“公子救了雀儿,雀儿这条命就是公子的。只要是公子用的上的地方,我就去做;如若公子嫌弃我……”
她抬手囫囵擦了擦泪,露出一双被泪水浸透的,深黑透亮的眼睛。
“公子要我去哪儿我就去哪儿,要我做什么我就做什么。公子不愿留我在身旁服侍,叫我去倒泔水、洗恭桶,我也是心甘情愿!求公子、不要赶雀儿走!”
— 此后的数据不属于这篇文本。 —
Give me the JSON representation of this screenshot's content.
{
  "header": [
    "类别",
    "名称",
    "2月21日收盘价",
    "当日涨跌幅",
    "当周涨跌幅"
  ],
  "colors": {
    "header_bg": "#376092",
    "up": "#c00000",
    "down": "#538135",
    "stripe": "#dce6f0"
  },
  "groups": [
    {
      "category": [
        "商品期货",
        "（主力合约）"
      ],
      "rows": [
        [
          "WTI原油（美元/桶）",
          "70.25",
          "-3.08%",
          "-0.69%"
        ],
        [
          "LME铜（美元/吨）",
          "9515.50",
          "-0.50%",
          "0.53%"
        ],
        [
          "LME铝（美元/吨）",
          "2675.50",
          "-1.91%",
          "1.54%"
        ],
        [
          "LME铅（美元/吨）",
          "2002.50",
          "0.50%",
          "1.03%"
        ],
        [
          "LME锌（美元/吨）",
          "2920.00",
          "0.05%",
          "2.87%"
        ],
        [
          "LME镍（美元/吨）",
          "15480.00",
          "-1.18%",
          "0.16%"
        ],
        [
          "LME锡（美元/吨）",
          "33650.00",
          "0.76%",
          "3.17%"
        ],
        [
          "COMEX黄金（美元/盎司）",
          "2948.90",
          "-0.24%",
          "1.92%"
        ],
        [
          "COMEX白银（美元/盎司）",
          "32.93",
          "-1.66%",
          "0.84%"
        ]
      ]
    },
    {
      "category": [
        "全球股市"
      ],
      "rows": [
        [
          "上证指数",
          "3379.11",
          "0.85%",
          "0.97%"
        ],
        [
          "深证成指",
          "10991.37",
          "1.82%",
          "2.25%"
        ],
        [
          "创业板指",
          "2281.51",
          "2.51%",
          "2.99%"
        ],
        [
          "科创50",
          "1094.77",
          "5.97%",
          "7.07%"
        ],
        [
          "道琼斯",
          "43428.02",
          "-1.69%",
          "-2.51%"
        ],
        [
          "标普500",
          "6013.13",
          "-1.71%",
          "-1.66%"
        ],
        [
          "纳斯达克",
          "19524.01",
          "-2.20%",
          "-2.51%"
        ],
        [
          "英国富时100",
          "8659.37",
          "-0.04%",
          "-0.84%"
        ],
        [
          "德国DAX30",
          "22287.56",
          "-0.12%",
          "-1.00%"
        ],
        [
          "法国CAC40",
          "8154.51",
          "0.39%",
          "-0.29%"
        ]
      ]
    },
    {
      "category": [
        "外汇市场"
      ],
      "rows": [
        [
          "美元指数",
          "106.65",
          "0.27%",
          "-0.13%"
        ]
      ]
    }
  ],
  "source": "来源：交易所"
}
她埋下头,咚咚咚磕了三个响头。然后就跪在地上不起身了。
董七又想过来拽她,却被一旁的家丁拦住。
“你的意思是……要留在节使府中?”
端坐轮椅上的叶小公子略微倾下身来,低声询问,语气流露不解。
雀儿没抬头,又磕了几个响头。“求公子成全!”
叶小公子慢慢坐了回去,一时无言。
就在这时,叶平峦的声音从门内传来。“怎么都挤在这儿?管事何在,后院的人都没有事干吗?”
众人皆是一惊,纷纷躬身行礼。
叶平峦身后匆匆跑出一个管事模样的人。“大人怎么过来了,可是前头缺了什么东西?”
他转眼一看门外的情景,顿时额上冒出了汗。
“你们……不是叫你们送少主去前院的吗?怎么在这里和外头的人斗起了法?”
管事拼命把责任往那几个家丁身上甩,一边对着叶平峦点头哈腰道:“大人勿怪。今日也是赶巧,少主说离吉时还早,趁着天色不错在府里转转,我便点了几个家丁陪着。谁料,这几个新来的小子不识路,竟带着少主转悠到着伙房后院来了。”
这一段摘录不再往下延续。